Les chefs des Premières Nations de Kebaowek et de Wolf Lake souhaitent remettre en perspective le projet hydroélectrique communautaire Onimiki, en réponse aux interrogations et préoccupations exprimées récemment au Témiscamingue. Le projet, développé en partenariat avec la MRC de Témiscamingue et la Première Nation des Pekuakamiulnuatsh, vise à évaluer le potentiel de petites centrales sur le lac Kipawa.

Dans une lettre ouverte, le chef Lance Haymond (Kebaowek) et la cheffe Lisa Robinson (Wolf Lake) soulignent que leur responsabilité est double : répondre aux besoins de leurs membres, tout en protégeant un territoire où leurs droits ancestraux demeurent non cédés. « Nous devons nous assurer de répondre aux besoins de nos membres et qu’ils aient accès aux services auxquels ils ont droit. Nous devons également défendre sans relâche les droits ancestraux non cédés sur le territoire. »

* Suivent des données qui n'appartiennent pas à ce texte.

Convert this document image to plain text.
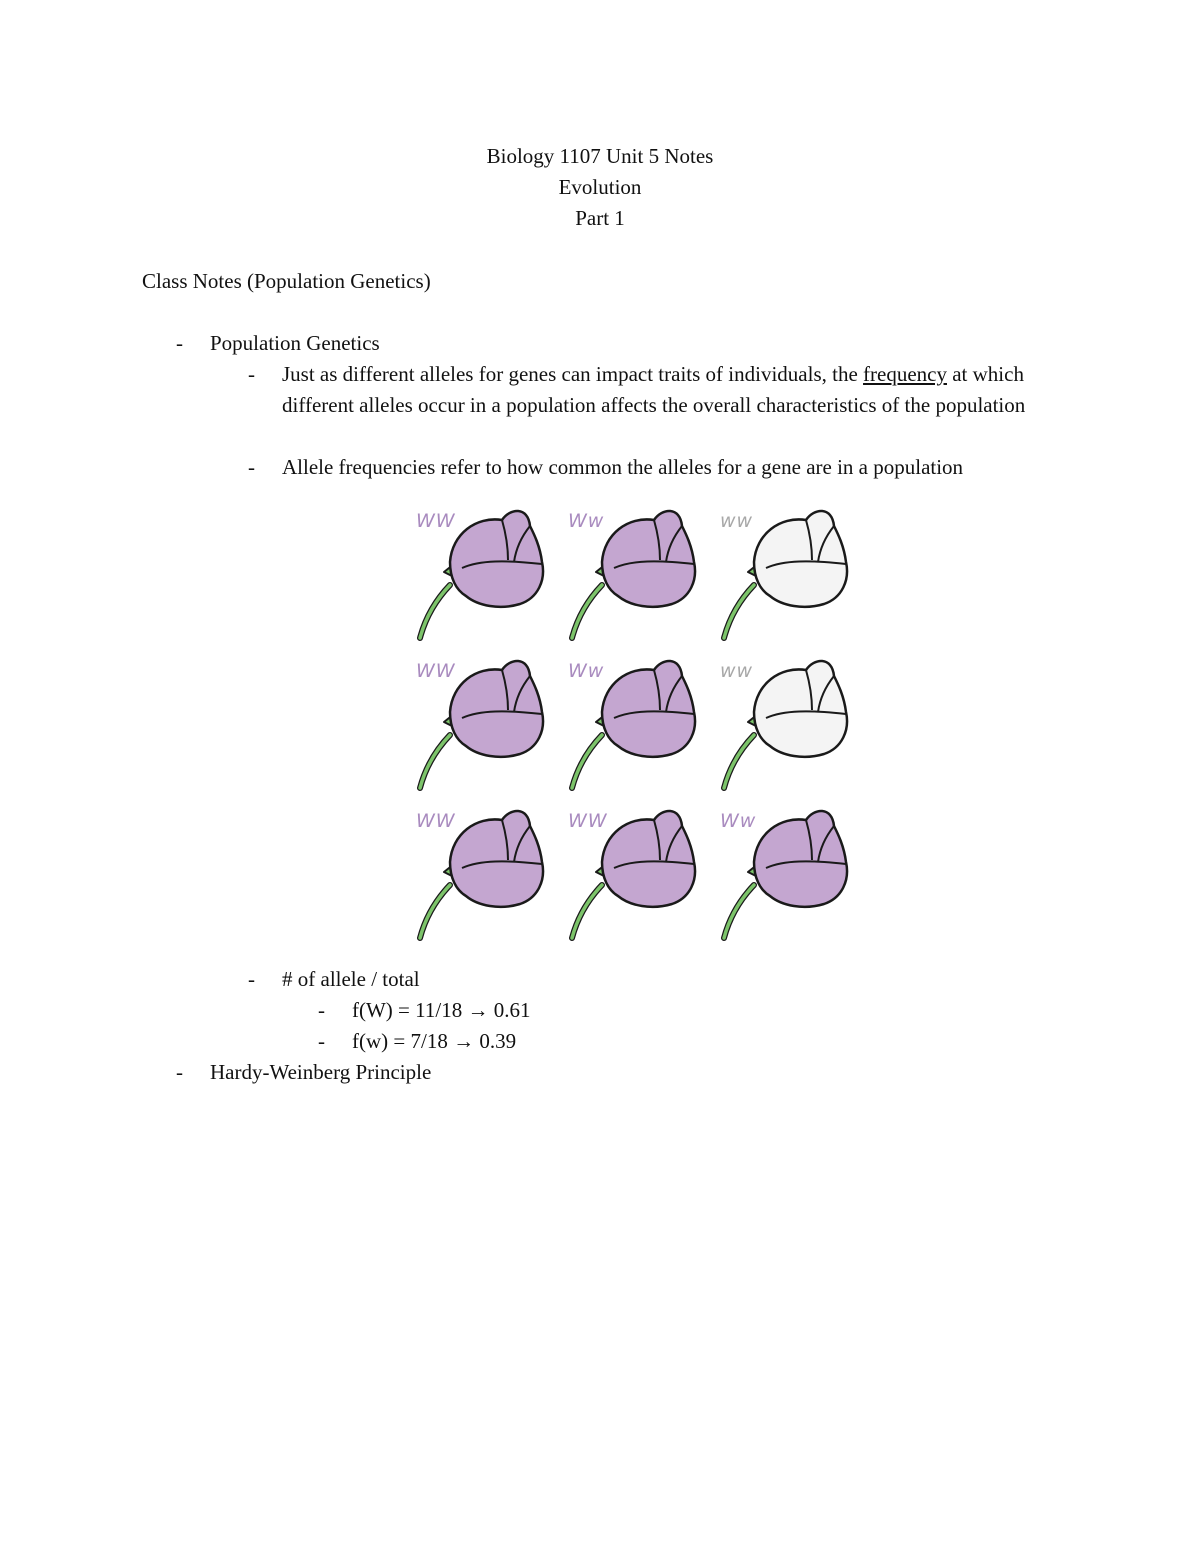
Biology 1107 Unit 5 Notes
Evolution
Part 1
Class Notes (Population Genetics)
-	Population Genetics
-	Just as different alleles for genes can impact traits of individuals, the frequency at which different alleles occur in a population affects the overall characteristics of the population
-	Allele frequencies refer to how common the alleles for a gene are in a population
WW	Ww	ww
WW	Ww	ww
WW	WW	Ww
-	# of allele / total
-	f(W) = 11/18 → 0.61
-	f(w) = 7/18 → 0.39
-	Hardy-Weinberg Principle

Les dirigeants insistent sur le caractère communautaire du projet, qu’ils opposent au modèle historique de développement où les Premières Nations étaient tenues à l’écart. « Par le passé, les Premières Nations ont été de simples spectateurs du développement sans qu’elles aient leur mot à dire. » Ils rappellent que les initiatives qui ont marqué le territoire n’ont pas toujours été synonymes de retombées positives pour les communautés locales.

Selon eux, Onimiki représente une occasion de repenser la gestion énergétique au profit du milieu. « Le modèle de l’énergie communautaire nous offre la chance de réaliser un projet durable et responsable par et pour le milieu. C’est ce qui distingue le projet Onimiki du feu projet Tabaret, un projet imposé et imposant. »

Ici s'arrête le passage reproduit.